Big Dutchman co-founder dies at 100
Jan. 12, 2012
by Meat&Poultry Staff
ZEELAND, Mich. – Jack DeWitt, who co-founded Big Dutchman in 1938 with his brother, Dick DeWitt, died at his home in Zeeland, Mich., on Jan. 6. He was 100 years old.
Big Dutchman is a major player in automated poultry and swine production systems. Jack DeWitt and Dick DeWitt founded the company in 1938 when they sought to market their automated poultry feeder.
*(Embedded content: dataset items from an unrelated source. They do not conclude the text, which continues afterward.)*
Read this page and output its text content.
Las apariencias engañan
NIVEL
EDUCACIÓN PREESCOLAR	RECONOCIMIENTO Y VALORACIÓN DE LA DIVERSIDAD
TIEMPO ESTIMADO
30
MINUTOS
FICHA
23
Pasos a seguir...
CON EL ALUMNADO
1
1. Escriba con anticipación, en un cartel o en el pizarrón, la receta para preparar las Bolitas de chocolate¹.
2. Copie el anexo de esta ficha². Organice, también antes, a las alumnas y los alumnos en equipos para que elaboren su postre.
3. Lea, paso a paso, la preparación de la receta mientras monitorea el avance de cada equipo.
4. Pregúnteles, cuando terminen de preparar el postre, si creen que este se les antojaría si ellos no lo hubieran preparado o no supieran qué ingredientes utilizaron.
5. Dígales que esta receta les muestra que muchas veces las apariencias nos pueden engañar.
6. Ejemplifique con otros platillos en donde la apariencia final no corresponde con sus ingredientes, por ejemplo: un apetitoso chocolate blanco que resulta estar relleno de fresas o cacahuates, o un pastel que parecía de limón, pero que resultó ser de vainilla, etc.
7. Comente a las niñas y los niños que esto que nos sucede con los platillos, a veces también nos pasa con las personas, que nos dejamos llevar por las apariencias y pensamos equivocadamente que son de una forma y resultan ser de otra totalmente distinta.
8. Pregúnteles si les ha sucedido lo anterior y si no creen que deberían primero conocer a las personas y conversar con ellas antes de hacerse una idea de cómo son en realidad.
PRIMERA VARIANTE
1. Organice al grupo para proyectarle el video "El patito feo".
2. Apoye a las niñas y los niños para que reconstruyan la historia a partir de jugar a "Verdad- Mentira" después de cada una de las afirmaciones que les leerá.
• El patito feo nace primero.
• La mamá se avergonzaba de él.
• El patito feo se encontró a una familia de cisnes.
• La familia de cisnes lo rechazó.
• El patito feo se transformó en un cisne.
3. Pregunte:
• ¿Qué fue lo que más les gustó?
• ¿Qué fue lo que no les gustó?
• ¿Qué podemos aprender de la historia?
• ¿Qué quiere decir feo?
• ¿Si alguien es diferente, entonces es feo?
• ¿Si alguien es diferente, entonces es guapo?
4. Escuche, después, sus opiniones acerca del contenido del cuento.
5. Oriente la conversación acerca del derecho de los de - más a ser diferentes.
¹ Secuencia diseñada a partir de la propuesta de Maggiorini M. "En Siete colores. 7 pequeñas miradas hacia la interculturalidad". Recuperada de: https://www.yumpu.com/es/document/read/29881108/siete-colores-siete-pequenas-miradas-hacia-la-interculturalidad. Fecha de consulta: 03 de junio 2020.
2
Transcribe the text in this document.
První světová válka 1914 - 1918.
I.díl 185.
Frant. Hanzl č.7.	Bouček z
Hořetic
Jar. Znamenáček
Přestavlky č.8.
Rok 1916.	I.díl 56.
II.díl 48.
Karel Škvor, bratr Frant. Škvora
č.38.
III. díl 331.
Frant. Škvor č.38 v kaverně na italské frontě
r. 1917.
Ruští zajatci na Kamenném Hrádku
The “Big Dutchman” automated poultry feeder was the first automatic feeding system, featuring the flat chain concept, which remains the most popular poultry feeding technology in use currently, according to the company
“We had a pretty good idea that sure beat shoveling out bird feed by hand," Dick DeWitt once said. "We just had to take it out to the rest of the world.”
Big Dutchman was an established successful business by the early 1950s, and the brothers planned to establish plants and sales forces in their Netherlands homeland and other European countries, according to the company. In 1958, they added Josef Meerpohl as a sales representative in Germany. Meerpohl would later become sole owner of Big Dutchman. During his career, Jack DeWitt earned several awards and federal recognition for his contributions to foreign trade. He sold his interest in the company in 1968.
Bernd Meerpohl, Josef Meerpohl's son, currently runs the company. Big Dutchman has headquarters in Germany with over 2,000 employees and subsidiaries on every continent, according to the company.